Firmalardan
Türkiye’nin ‘su ayak izi’ çıkarılacak
WWF-Türkiye ve Unilever’den işbirliği.
Türkiye’yi 2009 yılında ‘su ayak izi’ kavramıyla tanıştıran Unilever Türkiye’nin lider markalarından OMO ve uluslararası doğa koruma kuruluşu WWF-Türkiye, bu kez, “Türkiye’nin Su Ayak İzi’ni çıkarmak için el ele verdi.
T.C. Orman ve Su İşleri Bakanlığı’nın desteğiyle hayata geçen proje kapsamında hazırlanacak raporla; ülkemizin toplam su ayak izinin yanı sıra doğrudan ve dolaylı su kullanımı, sektörlerin su ayak izi ve suyun ekonomi içerisindeki rolü de ortaya konacak.
Unilever Türkiye Ev ve Kişisel Bakım Pazarlamadan Sorumlu Başkan Yardımcısı ve Yönetim Kurulu Üyesi Şükrü Dinçer, “Türkiye’nin su ayak izini çıkararak, bu kavramın, ülkemiz su politikalarına entegre edilmesi yönünde destek vereceğiz.

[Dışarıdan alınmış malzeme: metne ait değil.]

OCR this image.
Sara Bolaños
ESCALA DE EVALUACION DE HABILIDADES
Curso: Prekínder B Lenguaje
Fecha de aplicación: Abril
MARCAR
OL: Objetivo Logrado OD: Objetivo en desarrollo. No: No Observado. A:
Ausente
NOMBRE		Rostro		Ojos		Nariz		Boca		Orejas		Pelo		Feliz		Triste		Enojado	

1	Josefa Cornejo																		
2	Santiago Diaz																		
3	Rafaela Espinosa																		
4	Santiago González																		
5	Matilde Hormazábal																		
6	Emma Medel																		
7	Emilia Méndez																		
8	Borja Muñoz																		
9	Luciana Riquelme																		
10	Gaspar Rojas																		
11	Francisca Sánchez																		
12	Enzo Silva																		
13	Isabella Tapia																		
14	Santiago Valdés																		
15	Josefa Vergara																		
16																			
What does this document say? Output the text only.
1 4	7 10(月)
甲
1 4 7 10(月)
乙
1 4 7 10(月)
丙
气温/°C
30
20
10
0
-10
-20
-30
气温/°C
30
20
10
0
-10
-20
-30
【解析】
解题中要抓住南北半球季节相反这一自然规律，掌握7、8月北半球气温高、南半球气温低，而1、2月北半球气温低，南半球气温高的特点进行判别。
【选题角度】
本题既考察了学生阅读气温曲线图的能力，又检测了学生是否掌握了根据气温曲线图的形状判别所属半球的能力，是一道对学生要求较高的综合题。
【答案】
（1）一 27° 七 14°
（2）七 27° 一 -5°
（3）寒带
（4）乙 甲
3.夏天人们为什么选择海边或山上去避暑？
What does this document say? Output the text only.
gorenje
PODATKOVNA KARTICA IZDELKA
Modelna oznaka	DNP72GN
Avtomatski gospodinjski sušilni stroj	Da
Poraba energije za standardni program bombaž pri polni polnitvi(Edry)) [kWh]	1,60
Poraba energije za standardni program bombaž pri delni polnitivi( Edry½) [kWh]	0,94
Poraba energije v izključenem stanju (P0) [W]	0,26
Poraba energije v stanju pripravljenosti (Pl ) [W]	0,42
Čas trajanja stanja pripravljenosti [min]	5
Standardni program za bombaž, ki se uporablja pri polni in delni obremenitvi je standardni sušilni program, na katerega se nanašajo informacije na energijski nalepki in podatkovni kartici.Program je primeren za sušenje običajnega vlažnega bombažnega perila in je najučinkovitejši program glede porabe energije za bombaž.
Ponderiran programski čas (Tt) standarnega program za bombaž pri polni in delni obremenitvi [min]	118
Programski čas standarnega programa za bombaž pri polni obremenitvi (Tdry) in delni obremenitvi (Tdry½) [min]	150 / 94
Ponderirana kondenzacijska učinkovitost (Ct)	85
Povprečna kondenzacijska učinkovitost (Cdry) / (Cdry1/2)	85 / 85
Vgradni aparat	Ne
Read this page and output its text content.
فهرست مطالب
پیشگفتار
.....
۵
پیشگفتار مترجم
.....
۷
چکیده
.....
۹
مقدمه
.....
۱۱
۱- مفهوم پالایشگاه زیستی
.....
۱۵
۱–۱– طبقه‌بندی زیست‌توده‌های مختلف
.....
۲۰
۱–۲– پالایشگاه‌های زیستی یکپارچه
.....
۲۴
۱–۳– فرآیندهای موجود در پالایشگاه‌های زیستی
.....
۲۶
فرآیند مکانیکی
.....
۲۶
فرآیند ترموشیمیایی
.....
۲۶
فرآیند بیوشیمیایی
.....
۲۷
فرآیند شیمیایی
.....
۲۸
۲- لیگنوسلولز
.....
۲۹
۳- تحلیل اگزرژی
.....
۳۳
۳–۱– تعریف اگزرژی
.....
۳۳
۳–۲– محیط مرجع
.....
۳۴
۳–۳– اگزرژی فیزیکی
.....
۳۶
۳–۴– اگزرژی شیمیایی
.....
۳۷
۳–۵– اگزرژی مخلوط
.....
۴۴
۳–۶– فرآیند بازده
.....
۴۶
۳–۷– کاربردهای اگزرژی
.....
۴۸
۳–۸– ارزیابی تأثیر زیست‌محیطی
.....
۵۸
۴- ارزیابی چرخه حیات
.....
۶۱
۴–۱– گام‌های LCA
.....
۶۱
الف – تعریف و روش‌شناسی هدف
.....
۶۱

OMO olarak da tüketicilerimizi su tüketimiyle ilgili bilinçlendirmeye devam ediyoruz” diye konuştu. WWF-Türkiye Genel Müdürü Tolga Baştak da “Türkiye’nin Su Ayak İzi’ni hesaplayarak, su yönetimi sürecine yeni bir bakış açısı getirmeyi hedefliyoruz” dedi.
OMO ve WWF-Türkiye’nin 2009 yılında gerçekleştirdikleri ‘Sudaki Ayak İzim’ Projesi ile kamuoyunun dikkatini konuya çekmeyi başardıklarını belirten Unilever Türkiye Ev ve Kişisel Bakım Pazarlamadan Sorumlu Başkan Yardımcısı ve Yönetim Kurulu Üyesi Şükrü Dinçer, “O günlerde açtığımız www.sudakiayakizim.org sitesinde, 90 binden fazla kişi sudaki ayak izini ölçtü. Kendilerine sunduğumuz pratik bilgiler ise bireysel su ayak izlerini düşürmek yönünde tetikleyici oldu. Sudaki ayak izini azaltmaya yönelik bilinçlendirme çalışmalarımız sayesindedir ki, Türk kadınları arasında ön yıkama oranı yüzde 44’ten yüzde 29’a geriledi. Böylece, iki Ömerli Barajı’nı dolduracak kadar su tasarrufu sağlandı. Elde edilen bu başarılı sonuç, bizi, gelecek projeler için motive etti” dedi.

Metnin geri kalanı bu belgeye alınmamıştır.